The past decade has witnessed a substantial increase in the number of startups and companies offering AI-based solutions for clinical decision support in medical institutions. However, the critical nature of medical decision-making raises several concerns about relying on external software. Key issues include potential variations in image modalities and the medical devices used to obtain these images, potential legal issues, and adversarial attacks. Fortunately, the open-source nature of machine learning research has made foundation models publicly available and straightforward to use for medical applications. This accessibility allows medical institutions to train their own AI-based models, thereby mitigating the aforementioned concerns. Given this context, an important question arises: how much data do medical institutions need to train effective AI models? In this study, we explore this question in relation to breast cancer detection, a particularly contested area due to the prevalence of this disease, which affects approximately 1 in every 8 women. Through large-scale experiments on various patient sizes in the training set, we show that medical institutions do not need a decade's worth of MRI images to train an AI model that performs competitively with the state-of-the-art, provided the model leverages foundation models. Furthermore, we observe that for patient counts greater than 50, the number of patients in the training set has a negligible impact on the performance of models and that simple ensembles further improve the results without additional complexity.

Paper Structure

This paper contains 7 sections, 5 figures, 1 table.

Figures (5)

  • Figure 1: Visualization of the ViT architecture and image patch tokenization.
  • Figure 2: An example set of images from the Duke breast MRI dataset: (a) Tumor-positive breast MRI images, overlaid with bounding boxes indicating tumor locations, and (b) Tumor-negative breast MRI images.
  • Figure 3: Overview of the generation of training splits.
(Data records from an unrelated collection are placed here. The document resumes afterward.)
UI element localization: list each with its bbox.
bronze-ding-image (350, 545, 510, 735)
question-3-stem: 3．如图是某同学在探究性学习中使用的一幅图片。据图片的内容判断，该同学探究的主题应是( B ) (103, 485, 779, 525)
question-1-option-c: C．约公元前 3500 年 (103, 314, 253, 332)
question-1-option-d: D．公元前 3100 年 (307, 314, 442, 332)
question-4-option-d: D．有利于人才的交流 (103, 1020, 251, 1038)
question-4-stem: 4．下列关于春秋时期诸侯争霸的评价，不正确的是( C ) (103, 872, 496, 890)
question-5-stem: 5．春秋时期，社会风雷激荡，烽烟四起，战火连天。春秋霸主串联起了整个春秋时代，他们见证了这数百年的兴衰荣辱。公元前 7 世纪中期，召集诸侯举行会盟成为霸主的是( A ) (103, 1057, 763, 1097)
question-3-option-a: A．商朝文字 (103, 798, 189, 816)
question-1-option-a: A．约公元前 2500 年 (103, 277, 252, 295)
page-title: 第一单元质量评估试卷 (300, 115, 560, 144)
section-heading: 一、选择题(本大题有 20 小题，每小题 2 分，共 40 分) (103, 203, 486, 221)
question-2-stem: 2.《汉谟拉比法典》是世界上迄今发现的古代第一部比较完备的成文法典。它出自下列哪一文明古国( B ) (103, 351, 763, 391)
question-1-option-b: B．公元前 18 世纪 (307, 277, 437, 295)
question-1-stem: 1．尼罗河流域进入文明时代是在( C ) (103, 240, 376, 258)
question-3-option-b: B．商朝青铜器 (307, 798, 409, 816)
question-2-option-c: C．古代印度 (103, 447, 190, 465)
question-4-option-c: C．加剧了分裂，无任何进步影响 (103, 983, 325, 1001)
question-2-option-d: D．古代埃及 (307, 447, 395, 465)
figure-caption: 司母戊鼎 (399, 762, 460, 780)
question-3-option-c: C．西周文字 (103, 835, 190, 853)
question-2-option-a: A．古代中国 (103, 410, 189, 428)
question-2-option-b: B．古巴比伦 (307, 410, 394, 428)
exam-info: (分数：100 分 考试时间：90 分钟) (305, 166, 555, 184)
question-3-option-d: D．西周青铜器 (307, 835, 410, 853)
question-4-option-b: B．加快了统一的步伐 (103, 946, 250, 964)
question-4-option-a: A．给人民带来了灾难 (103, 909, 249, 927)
A fixed validation set of 200 patients is randomly sampled from a total of 900 patients. From the remaining 700 patients, 10 training splits of $n \in \{1, 5, 10, 50, 100, 200, 400, 700\}$ patients are randomly sampled for each patient count.
  • Figure 4: (left) Validation accuracies of the best-performing ViT models trained with 1, 5, 10, 50, 100, 200, 400, 700 patients across all 10 training splits, and (right) corresponding F1-scores for the selected models.
  • Figure 5: Box plots illustrating the distribution of (a) accuracy as well as (b) precision on validation sets across ViT models trained with 1, 5, 10, 50, 100, 200, 400, and 700 patients. For each patient count in the training set, patients are randomly sampled from the training dataset to create 10 training splits.